Auch das Bundesgesundheitsministerium ist auf das Problem aufmerksam geworden – auch wenn das Ministerium den Begriff „Sucht“ vermeidet und darauf hinweist, dass die Welthandelsorganisation exzessives Computerspielen als „psycho-soziale Störung“ einstuft.

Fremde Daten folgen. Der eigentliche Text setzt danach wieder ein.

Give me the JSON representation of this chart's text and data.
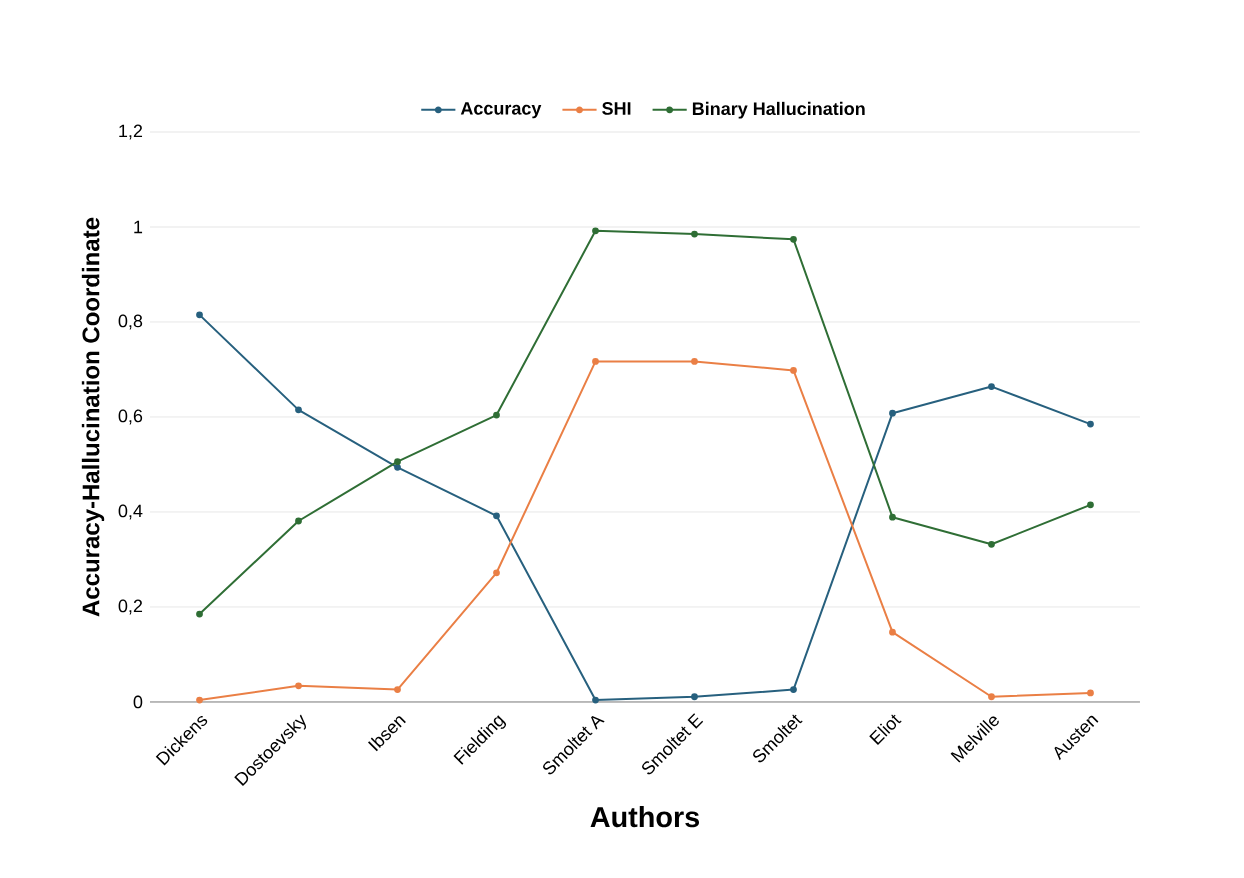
{
  "chart_data": {
    "type": "line",
    "xlabel": "Authors",
    "ylabel": "Accuracy-Hallucination Coordinate",
    "categories": [
      "Dickens",
      "Dostoevsky",
      "Ibsen",
      "Fielding",
      "Smoltet A",
      "Smoltet E",
      "Smoltet",
      "Eliot",
      "Melville",
      "Austen"
    ],
    "series": [
      {
        "name": "Accuracy",
        "color": "#27607e",
        "values": [
          0.815,
          0.615,
          0.494,
          0.392,
          0.004,
          0.011,
          0.026,
          0.608,
          0.664,
          0.585
        ]
      },
      {
        "name": "SHI",
        "color": "#ea7f45",
        "values": [
          0.004,
          0.034,
          0.026,
          0.272,
          0.717,
          0.717,
          0.698,
          0.147,
          0.011,
          0.019
        ]
      },
      {
        "name": "Binary Hallucination",
        "color": "#2f6e35",
        "values": [
          0.185,
          0.381,
          0.506,
          0.604,
          0.992,
          0.985,
          0.974,
          0.389,
          0.332,
          0.415
        ]
      }
    ],
    "ylim": [
      0,
      1.2
    ],
    "yticks": [
      0,
      {
        "value": 0.2,
        "label": "0,2"
      },
      {
        "value": 0.4,
        "label": "0,4"
      },
      {
        "value": 0.6,
        "label": "0,6"
      },
      {
        "value": 0.8,
        "label": "0,8"
      },
      1,
      {
        "value": 1.2,
        "label": "1,2"
      }
    ],
    "grid": "y",
    "legend": "top",
    "marker": "circle",
    "line_style": "solid"
  }
}
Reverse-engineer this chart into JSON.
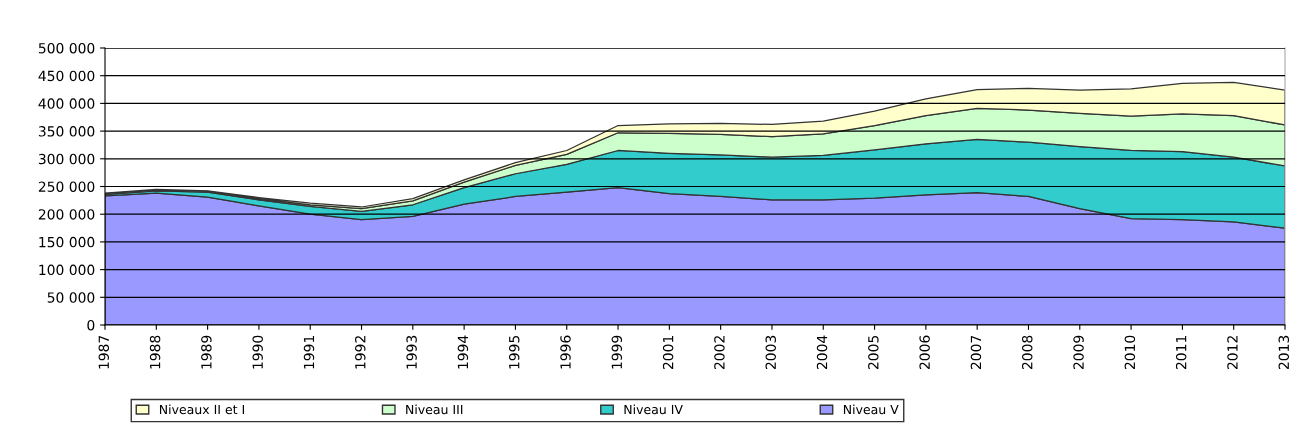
{
  "chart_data": {
    "type": "area",
    "stacked": true,
    "grid": "y",
    "legend": "bottom",
    "categories": [
      "1987",
      "1988",
      "1989",
      "1990",
      "1991",
      "1992",
      "1993",
      "1994",
      "1995",
      "1996",
      "1999",
      "2001",
      "2002",
      "2003",
      "2004",
      "2005",
      "2006",
      "2007",
      "2008",
      "2009",
      "2010",
      "2011",
      "2012",
      "2013"
    ],
    "series": [
      {
        "name": "Niveau V",
        "color": "#9999ff",
        "values": [
          233000,
          238000,
          231000,
          215000,
          200000,
          190000,
          196000,
          218000,
          232000,
          240000,
          248000,
          237000,
          232000,
          226000,
          226000,
          229000,
          235000,
          239000,
          232000,
          210000,
          192000,
          190000,
          186000,
          175000
        ]
      },
      {
        "name": "Niveau IV",
        "color": "#33cccc",
        "values": [
          3000,
          4000,
          9000,
          11000,
          14000,
          15000,
          21000,
          30000,
          41000,
          50000,
          67000,
          73000,
          75000,
          77000,
          80000,
          87000,
          92000,
          96000,
          98000,
          112000,
          123000,
          123000,
          117000,
          112000
        ]
      },
      {
        "name": "Niveau III",
        "color": "#ccffcc",
        "values": [
          1000,
          1000,
          1000,
          2000,
          3000,
          5000,
          7000,
          10000,
          15000,
          18000,
          32000,
          36000,
          37000,
          37000,
          39000,
          44000,
          51000,
          56000,
          58000,
          60000,
          62000,
          68000,
          75000,
          74000
        ]
      },
      {
        "name": "Niveaux II et I",
        "color": "#ffffcc",
        "values": [
          1000,
          2000,
          1000,
          2000,
          3000,
          3000,
          4000,
          4000,
          5000,
          7000,
          13000,
          17000,
          20000,
          22000,
          23000,
          26000,
          30000,
          34000,
          39000,
          42000,
          49000,
          55000,
          60000,
          63000
        ]
      }
    ],
    "ylim": [
      0,
      500000
    ],
    "yticks": [
      0,
      {
        "value": 50000,
        "label": "50 000"
      },
      {
        "value": 100000,
        "label": "100 000"
      },
      {
        "value": 150000,
        "label": "150 000"
      },
      {
        "value": 200000,
        "label": "200 000"
      },
      {
        "value": 250000,
        "label": "250 000"
      },
      {
        "value": 300000,
        "label": "300 000"
      },
      {
        "value": 350000,
        "label": "350 000"
      },
      {
        "value": 400000,
        "label": "400 000"
      },
      {
        "value": 450000,
        "label": "450 000"
      },
      {
        "value": 500000,
        "label": "500 000"
      }
    ]
  }
}
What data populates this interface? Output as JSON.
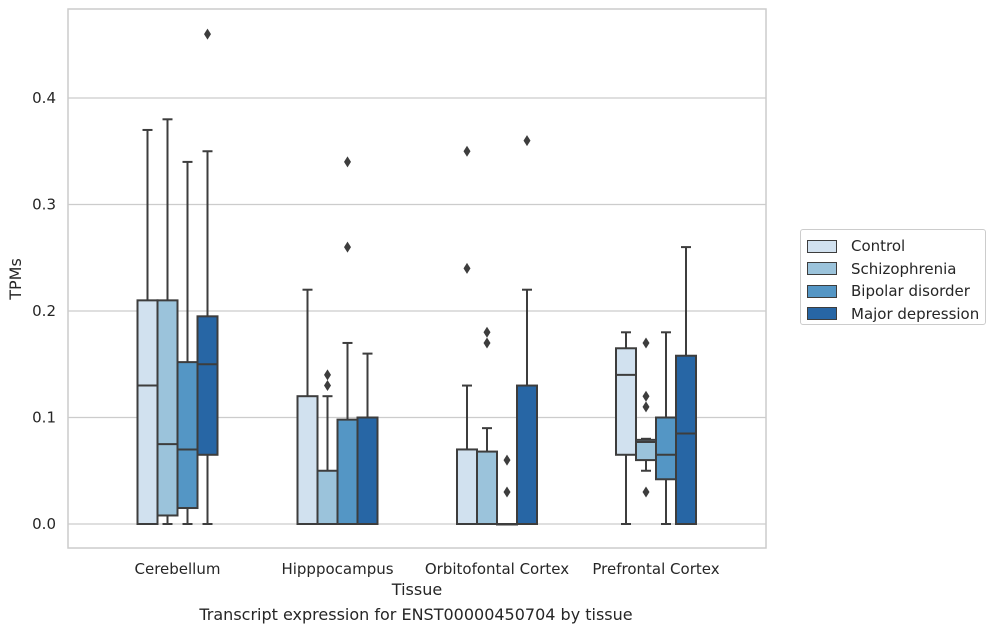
{
  "chart_data": {
    "type": "box",
    "xlabel": "Tissue",
    "ylabel": "TPMs",
    "caption": "Transcript expression for ENST00000450704 by tissue",
    "categories": [
      "Cerebellum",
      "Hipppocampus",
      "Orbitofontal Cortex",
      "Prefrontal Cortex"
    ],
    "ylim": [
      -0.022,
      0.485
    ],
    "yticks": [
      {
        "v": 0.0,
        "label": "0.0"
      },
      {
        "v": 0.1,
        "label": "0.1"
      },
      {
        "v": 0.2,
        "label": "0.2"
      },
      {
        "v": 0.3,
        "label": "0.3"
      },
      {
        "v": 0.4,
        "label": "0.4"
      }
    ],
    "grid": "horizontal",
    "legend_position": "right",
    "series": [
      {
        "name": "Control",
        "color": "#d1e1ef",
        "boxes": [
          {
            "min": 0.0,
            "q1": 0.0,
            "median": 0.13,
            "q3": 0.21,
            "max": 0.37,
            "outliers": []
          },
          {
            "min": 0.0,
            "q1": 0.0,
            "median": 0.0,
            "q3": 0.12,
            "max": 0.22,
            "outliers": []
          },
          {
            "min": 0.0,
            "q1": 0.0,
            "median": 0.0,
            "q3": 0.07,
            "max": 0.13,
            "outliers": [
              0.24,
              0.35
            ]
          },
          {
            "min": 0.0,
            "q1": 0.065,
            "median": 0.14,
            "q3": 0.165,
            "max": 0.18,
            "outliers": []
          }
        ]
      },
      {
        "name": "Schizophrenia",
        "color": "#9bc3db",
        "boxes": [
          {
            "min": 0.0,
            "q1": 0.008,
            "median": 0.075,
            "q3": 0.21,
            "max": 0.38,
            "outliers": []
          },
          {
            "min": 0.0,
            "q1": 0.0,
            "median": 0.0,
            "q3": 0.05,
            "max": 0.12,
            "outliers": [
              0.13,
              0.14
            ]
          },
          {
            "min": 0.0,
            "q1": 0.0,
            "median": 0.0,
            "q3": 0.068,
            "max": 0.09,
            "outliers": [
              0.17,
              0.18
            ]
          },
          {
            "min": 0.05,
            "q1": 0.06,
            "median": 0.077,
            "q3": 0.079,
            "max": 0.08,
            "outliers": [
              0.03,
              0.11,
              0.12,
              0.17
            ]
          }
        ]
      },
      {
        "name": "Bipolar disorder",
        "color": "#5496c5",
        "boxes": [
          {
            "min": 0.0,
            "q1": 0.015,
            "median": 0.07,
            "q3": 0.152,
            "max": 0.34,
            "outliers": []
          },
          {
            "min": 0.0,
            "q1": 0.0,
            "median": 0.0,
            "q3": 0.098,
            "max": 0.17,
            "outliers": [
              0.26,
              0.34
            ]
          },
          {
            "min": 0.0,
            "q1": 0.0,
            "median": 0.0,
            "q3": 0.0,
            "max": 0.0,
            "outliers": [
              0.03,
              0.06
            ]
          },
          {
            "min": 0.0,
            "q1": 0.042,
            "median": 0.065,
            "q3": 0.1,
            "max": 0.18,
            "outliers": []
          }
        ]
      },
      {
        "name": "Major depression",
        "color": "#2766a5",
        "boxes": [
          {
            "min": 0.0,
            "q1": 0.065,
            "median": 0.15,
            "q3": 0.195,
            "max": 0.35,
            "outliers": [
              0.46
            ]
          },
          {
            "min": 0.0,
            "q1": 0.0,
            "median": 0.0,
            "q3": 0.1,
            "max": 0.16,
            "outliers": []
          },
          {
            "min": 0.0,
            "q1": 0.0,
            "median": 0.0,
            "q3": 0.13,
            "max": 0.22,
            "outliers": [
              0.36
            ]
          },
          {
            "min": 0.0,
            "q1": 0.0,
            "median": 0.085,
            "q3": 0.158,
            "max": 0.26,
            "outliers": []
          }
        ]
      }
    ]
  }
}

Manuela Schumann von der Geschäftsstelle der Drogenbeauftragten der Bundesregierung im Bundesministerium für Gesundheit sieht vor allem die Entwickler in der Pflicht: „Wie alle Hersteller von Suchtmitteln hat auch die Computerspiele-Industrie eine Verantwortung für ihre Kunden und sollte die Spiele dementsprechend verändern.“

Ralf Thalemann von der Berliner Charité spielt selbst gerne Computerspiele und wünscht sich einen Dialog mit den Herstellern: „Prinzipiell mache ich niemandem einen Vorwurf, wenn er Innovation, Abwechslung, Spaß und Herausforderung in ein Computerspiel einbringt und viele Hunderttausend Spieler begeistert und fesselt.“ Zeitintensive Spiele könnten für einen entsprechend veranlagten Jugendlichen ein massives Problem werden. Die Sucht müsse aber immer im Zusammenhang mit der individuellen Lern- und Lebensgeschichte gesehen werden. Thalemann: „Ich möchte daher keinem Genre oder bestimmten Spiel das Prädikat ‚suchterzeugend’ aufdrücken. Das macht die Spiele-Industrie witzigerweise zu Werbezwecken selbst.“

Die Hersteller hüllen sich jedoch in Schweigen. Der Bundesverband Interaktive Unterhaltungssoftware und der Bundesverband der Entwickler von Computerspielen „G.A.M.E.“  haben auf Anfragen der Neuen Gegenwart bislang nicht reagiert.